云想容眸光一闪:「你是不是有什麽线索了?」
「不。」他揉了揉太阳穴,「只是有件事让我觉得奇怪而已。」
「你是指在欧阳公子房里的墨吟字帖?」
他当初也对这件事充满疑惑,怎麽想也想不出爲什麽它会在那的理由。欧阳商当天明明就是一副急不可待的模样要将它送给古湘盈,却爲什麽没有送出手,反而让他把字帖拿回了房中?是在路上碰上了什麽人或什麽事让他改变了想法吗?难道真的是顾之暄认爲的单纯是想给对方一个惊喜?

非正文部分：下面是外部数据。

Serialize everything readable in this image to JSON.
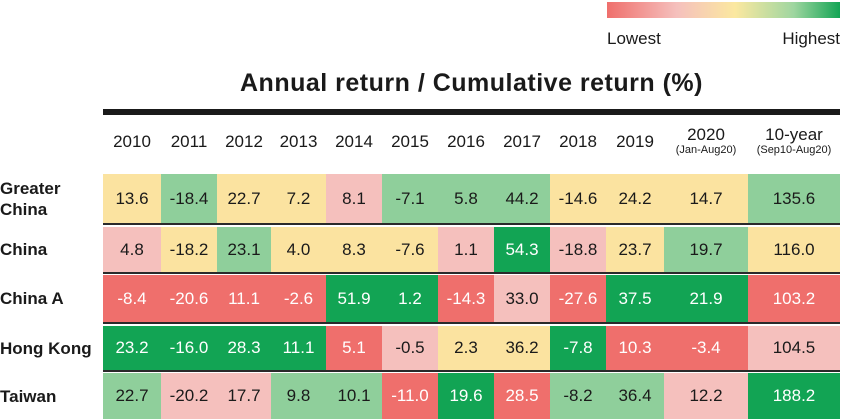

「湘盈说那天欧阳确实有去找她,但没坐上一会儿便走了,之後就再没见到他。」
「你认爲可信度是多少?」云想容问道,「我并不是有心怀疑她,但事实上她的嫌疑最大。」
疲惫在顾之暄的眸中一览无疑,他长叹一声:「他是她等了四年的夫啊!我想不出什麽理由让我怀疑她!甚至,我根本不想怀疑身边的任何人。」
云想容也跟著叹了口气,拉起顾之暄正要往榻上带去,後者突然一定,以不及掩耳之速冲出房门。
「既然来了,就进来吧!别鬼鬼祟祟的。」
爽朗的笑声自墙角阴影处传来:「哈哈哈,我来的不是时候,这不担心坏了大哥的好事嘛!」那人边走边说,很快地就来到了他们面前。
「水寒说笑了。」顾之暄有点尴尬地应道。
一听「水寒」二字,云想容便知来的正是顾之暄的结拜兄弟戚水寒,当即颔首示礼。
「怎麽今日有这等閒情到我这里来串门子?」
戚水寒一闻此言,脸上两个笑开了的酒窝顿时消失:「大哥,汐昭有没有来你这里?」
顾之暄挑眉:「怎麽,又吵架了?」习惯了的语气让云想容忍俊不禁,「你们也真是的,三天一小吵,五天一大吵,吵完有事没事还尽往我这里跑。怎麽?瞧柏望离这里近,又对自己的轻功很得意是吧?」
「大哥,你就别再逗我了。」戚水寒苦著脸,「这次是我不对,我不该见他对一姓白的有点兴趣就乱吃飞醋,惹恼了他。」
「他没来我这里。」顾之暄瞧了他的可怜样,便不再逗他,「你啊你!该说你什麽好?要是你知道他爲你放弃了什麽,我看你还如何舍得如此疑他。」
「大哥,他......」
顾之暄摇了摇头:「他想告诉你时,自然会告诉你。」
「哦!」戚水寒悻悻地应著,突然他想起一事,又兴奋起来,「大哥,别说小弟老是来烦你,今个儿我也替你省省心。」
说完,他轻功一跃跳过围墙,不知在墙外鼓捣些什麽。唏唏嗦嗦一阵後,他又带著一个大麻袋跳了回来。